The Power of Information: Are Companies Ready to Negotiate with Candidates Who Arrive with Real Data?
For decades, salary negotiations operated under unwritten rules: companies knew what the market paid, candidates could only guess. That asymmetry ends in June 2026.
The EU Pay Transparency Directive (EU) 2023/970 does not only change what companies must publish. It changes the position from which professionals enter a negotiation. And that has consequences for both sides of the table.
The Asymmetry That Always Existed
Until now, the process typically worked like this: a company published a job offer without a salary range, or with a range so broad it was meaningless. The candidate entered the interview without knowing whether their expectations were realistic, whether they were above market, or far below what the company had actually budgeted.
In essence, negotiation was a game where one of the players had marked cards.
This was not only a problem for candidates. It also created issues for companies: longer hiring processes due to misaligned expectations, offers rejected at the last minute, and a perception of opacity that damaged employer branding even before the first interview.
83% of candidates reject job offers that do not include a clear salary range. Opacity has a measurable cost.
What Changes with the New Law
Directive 2023/970, which becomes mandatory in June 2026, introduces three structural changes that rebalance negotiations.
Companies must publish the salary range before the first interview. Not after three interview rounds, not “to be negotiated,” not “depending on experience.” The range must be available from the first contact, ideally in the job posting itself.
Companies are prohibited from asking about a candidate’s salary history. This practice, common in many hiring processes, perpetuated pay gaps by anchoring new salaries to previous ones, regardless of whether the previous salary was fair. From 2026 onward, the conversation starts from the value of the role, not what the person earned before.
Employees will have the right to know what peers in equivalent roles earn. Any worker will be able to request information about the average salary ranges for roles of equal value within their company, broken down by gender. Internal opacity will also come to an end.
The Informed Candidate: A New Figure in the Labor Market
The combination of the new law and the growing access to salary data is creating a type of candidate that used to be rare: the professional who enters a negotiation having done their homework.
Salary benchmarking tools such as PROSFY now allow anyone to see what the market pays for their specific profile: role, level, industry, city, and specific skills. Not generic estimates, but data based on millions of real job offers.
This turns salary expectations into something grounded in evidence, not intuition or hearsay.
A candidate who enters a negotiation knowing that the market P50 for their role in Madrid is X, and that the company’s published range starts at X-15%, has real information to make decisions. They can accept, negotiate with arguments, or reject the offer with clear criteria.
What they no longer do is accept the first offer simply because they lack a reference point.
Are Companies Ready for This?
The honest answer is: many are not.
And the problem is not a lack of willingness — it is a lack of infrastructure.

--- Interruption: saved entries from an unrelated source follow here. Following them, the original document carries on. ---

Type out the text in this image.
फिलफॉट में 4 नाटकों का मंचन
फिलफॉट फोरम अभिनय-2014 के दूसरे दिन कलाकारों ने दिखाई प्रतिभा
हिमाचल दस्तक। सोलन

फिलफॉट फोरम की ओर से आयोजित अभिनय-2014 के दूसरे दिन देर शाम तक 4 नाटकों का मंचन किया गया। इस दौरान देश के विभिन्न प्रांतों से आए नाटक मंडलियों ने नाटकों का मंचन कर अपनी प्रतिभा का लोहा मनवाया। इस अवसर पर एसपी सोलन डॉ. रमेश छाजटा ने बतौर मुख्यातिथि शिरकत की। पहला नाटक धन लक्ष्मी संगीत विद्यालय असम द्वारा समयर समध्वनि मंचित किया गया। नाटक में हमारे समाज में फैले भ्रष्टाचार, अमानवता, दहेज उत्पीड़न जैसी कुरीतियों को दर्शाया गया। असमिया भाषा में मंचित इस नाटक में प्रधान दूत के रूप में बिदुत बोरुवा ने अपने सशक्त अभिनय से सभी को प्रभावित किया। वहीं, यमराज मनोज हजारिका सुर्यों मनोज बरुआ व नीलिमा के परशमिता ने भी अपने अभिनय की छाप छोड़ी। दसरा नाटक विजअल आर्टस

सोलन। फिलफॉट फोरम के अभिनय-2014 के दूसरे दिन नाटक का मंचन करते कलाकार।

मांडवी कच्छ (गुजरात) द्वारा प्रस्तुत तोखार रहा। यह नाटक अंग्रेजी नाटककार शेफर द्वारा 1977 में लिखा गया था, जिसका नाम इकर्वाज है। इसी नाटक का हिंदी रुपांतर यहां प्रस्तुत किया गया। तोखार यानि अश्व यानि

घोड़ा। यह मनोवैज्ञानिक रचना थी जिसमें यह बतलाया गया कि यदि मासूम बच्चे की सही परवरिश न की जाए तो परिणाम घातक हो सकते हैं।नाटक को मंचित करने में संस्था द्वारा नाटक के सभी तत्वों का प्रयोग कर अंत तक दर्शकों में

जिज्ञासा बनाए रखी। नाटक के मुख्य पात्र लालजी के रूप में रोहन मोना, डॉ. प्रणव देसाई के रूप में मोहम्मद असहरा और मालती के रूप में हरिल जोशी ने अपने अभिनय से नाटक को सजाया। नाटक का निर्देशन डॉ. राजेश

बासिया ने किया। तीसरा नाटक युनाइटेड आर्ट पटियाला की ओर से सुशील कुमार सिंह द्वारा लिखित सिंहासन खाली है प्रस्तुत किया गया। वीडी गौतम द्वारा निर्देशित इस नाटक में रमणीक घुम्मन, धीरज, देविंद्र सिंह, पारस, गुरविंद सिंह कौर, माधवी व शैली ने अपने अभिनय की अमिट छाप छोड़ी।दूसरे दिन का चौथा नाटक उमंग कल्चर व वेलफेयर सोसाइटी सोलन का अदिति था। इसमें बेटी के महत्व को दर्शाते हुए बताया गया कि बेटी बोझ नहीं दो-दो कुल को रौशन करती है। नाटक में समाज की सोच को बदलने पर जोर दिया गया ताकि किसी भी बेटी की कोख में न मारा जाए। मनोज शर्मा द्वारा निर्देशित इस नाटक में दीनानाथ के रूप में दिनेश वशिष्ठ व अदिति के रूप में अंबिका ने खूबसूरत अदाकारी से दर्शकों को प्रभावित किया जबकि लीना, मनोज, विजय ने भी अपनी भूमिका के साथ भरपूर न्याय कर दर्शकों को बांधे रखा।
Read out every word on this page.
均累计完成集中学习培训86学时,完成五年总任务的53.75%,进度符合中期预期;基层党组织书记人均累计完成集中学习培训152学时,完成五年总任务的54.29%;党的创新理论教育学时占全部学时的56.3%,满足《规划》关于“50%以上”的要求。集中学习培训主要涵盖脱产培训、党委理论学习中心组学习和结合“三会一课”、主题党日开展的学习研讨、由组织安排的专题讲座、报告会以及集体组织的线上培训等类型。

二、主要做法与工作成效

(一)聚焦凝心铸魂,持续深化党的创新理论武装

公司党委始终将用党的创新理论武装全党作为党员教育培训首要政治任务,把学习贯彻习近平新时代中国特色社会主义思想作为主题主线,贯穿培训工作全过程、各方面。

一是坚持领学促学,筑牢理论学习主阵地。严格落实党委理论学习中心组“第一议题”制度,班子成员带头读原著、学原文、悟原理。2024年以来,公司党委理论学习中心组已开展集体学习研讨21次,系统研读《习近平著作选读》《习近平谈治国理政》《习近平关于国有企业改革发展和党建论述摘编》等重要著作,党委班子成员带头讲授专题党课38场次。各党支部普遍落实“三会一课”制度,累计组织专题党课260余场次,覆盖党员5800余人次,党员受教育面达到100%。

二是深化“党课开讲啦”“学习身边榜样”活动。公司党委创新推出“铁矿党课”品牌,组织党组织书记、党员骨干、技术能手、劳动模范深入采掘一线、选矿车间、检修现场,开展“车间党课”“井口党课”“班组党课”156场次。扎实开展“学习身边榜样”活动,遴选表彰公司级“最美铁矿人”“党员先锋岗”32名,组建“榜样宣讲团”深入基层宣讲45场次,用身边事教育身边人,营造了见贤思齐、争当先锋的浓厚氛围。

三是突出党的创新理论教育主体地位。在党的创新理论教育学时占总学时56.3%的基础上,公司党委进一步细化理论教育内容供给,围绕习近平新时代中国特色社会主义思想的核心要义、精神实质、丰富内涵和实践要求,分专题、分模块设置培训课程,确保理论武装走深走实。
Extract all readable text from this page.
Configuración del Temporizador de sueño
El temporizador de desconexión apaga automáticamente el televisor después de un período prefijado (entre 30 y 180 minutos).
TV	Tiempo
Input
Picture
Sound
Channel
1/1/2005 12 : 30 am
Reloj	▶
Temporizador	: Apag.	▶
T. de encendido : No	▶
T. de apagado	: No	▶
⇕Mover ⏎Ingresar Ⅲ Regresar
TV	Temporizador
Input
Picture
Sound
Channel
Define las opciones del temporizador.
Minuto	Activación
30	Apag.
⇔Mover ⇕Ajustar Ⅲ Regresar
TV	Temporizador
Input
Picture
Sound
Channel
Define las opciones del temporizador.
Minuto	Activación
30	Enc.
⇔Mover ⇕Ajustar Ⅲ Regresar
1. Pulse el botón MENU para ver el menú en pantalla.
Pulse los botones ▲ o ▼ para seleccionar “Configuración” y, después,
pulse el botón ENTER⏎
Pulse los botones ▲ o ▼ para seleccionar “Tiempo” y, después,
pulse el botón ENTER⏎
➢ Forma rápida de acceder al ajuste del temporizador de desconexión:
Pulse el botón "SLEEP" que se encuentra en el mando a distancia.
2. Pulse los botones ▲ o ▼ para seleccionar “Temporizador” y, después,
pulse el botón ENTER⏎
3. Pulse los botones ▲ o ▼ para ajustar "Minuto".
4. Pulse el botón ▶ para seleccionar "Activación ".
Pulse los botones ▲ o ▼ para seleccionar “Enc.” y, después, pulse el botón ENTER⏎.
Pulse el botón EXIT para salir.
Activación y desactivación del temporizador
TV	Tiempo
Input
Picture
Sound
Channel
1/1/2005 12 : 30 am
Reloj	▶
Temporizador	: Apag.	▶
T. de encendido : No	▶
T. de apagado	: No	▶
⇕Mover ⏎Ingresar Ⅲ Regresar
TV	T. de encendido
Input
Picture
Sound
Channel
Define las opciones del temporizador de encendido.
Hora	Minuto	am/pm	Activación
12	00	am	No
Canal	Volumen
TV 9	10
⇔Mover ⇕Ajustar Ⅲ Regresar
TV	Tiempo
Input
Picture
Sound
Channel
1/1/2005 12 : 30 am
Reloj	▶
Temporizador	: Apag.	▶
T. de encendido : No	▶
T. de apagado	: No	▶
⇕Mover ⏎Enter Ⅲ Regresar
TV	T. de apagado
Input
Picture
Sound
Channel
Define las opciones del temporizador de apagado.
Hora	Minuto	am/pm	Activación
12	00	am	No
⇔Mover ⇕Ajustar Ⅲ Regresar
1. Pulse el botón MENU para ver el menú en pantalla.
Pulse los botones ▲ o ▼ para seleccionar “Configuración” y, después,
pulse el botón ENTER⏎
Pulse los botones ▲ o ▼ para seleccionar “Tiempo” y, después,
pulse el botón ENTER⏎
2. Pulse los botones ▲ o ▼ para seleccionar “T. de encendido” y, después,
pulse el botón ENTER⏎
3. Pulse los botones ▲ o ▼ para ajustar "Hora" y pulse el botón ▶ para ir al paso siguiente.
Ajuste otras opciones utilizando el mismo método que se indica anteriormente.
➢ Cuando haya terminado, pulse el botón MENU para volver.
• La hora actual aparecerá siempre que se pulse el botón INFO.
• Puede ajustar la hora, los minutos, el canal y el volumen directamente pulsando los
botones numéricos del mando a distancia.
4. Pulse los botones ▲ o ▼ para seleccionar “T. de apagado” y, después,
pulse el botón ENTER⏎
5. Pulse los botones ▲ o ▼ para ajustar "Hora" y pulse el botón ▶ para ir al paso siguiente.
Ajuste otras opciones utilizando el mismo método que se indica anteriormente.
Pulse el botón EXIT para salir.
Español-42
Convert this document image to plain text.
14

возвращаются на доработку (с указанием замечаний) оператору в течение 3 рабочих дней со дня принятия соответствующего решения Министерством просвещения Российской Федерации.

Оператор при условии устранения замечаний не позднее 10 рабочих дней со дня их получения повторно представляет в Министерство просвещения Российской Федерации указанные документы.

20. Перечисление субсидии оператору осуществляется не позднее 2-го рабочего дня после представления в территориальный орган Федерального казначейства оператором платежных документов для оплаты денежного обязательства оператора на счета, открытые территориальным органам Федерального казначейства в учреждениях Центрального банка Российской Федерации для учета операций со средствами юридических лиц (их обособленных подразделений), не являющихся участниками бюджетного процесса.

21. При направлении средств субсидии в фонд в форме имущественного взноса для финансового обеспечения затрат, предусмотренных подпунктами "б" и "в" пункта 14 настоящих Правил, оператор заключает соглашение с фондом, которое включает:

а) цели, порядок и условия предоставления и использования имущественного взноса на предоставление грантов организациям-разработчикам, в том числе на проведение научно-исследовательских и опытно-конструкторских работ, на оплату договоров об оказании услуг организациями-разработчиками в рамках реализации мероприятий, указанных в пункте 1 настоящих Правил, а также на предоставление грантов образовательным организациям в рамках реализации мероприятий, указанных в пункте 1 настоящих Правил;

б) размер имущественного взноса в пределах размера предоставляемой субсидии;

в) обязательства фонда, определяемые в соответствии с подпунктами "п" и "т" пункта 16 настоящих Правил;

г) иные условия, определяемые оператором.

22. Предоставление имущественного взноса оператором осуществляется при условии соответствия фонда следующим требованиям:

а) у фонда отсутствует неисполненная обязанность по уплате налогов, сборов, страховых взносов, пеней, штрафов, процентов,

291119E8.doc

Publishing a salary range is not a communication decision. It is the result of having a compensation architecture in place: roles evaluated with objective criteria, salary bands built on updated market data, and internal equity audited.
Without that groundwork, publishing a range becomes either fiction or an exposure of internal weaknesses.
Companies that reach June 2026 without doing this work will face two problems simultaneously: a legal problem, due to non-compliance with the directive, and a competitive problem, because their published ranges will not stand comparison with the data candidates already bring with them.
By contrast, companies already working with specialized recruitment and compensation consultancies — such as Servitalent in the field of strategic recruitment — are seeing that their most advanced clients arrive at hiring processes with validated salary bands. This reduces friction, shortens offer timelines, and improves the candidate experience.
Two Sides of the Same Table
Pay transparency is not a victory of employees over companies. It is a correction of a system that did not work well for either side.
For candidates, it means evaluating opportunities with real criteria: not only whether the role is interesting, but whether the compensation reflects their market value.
For companies, it means building more efficient hiring processes, with fewer drop-offs during recruitment and a more credible value proposition.
Balanced information does not eliminate negotiation. It transforms it into something more productive: a conversation between parties who understand the market, rather than a guessing game where one side always knows more than the other.
The real question is no longer whether companies will have to be transparent. It is whether they will be transparent by conviction or by obligation.
The difference is noticeable.
What Comes Next
June 2026 is a date, but the change is already underway.
The most qualified candidates — those with the most options and the ones companies most want to attract — are already entering interviews with data. The law will simply generalize this behavior across the rest of the market.
Companies that prepare now will not only avoid sanctions. They will build a real advantage in the war for talent: being perceived as honest employers in a market where transparency is becoming the standard, not the exception.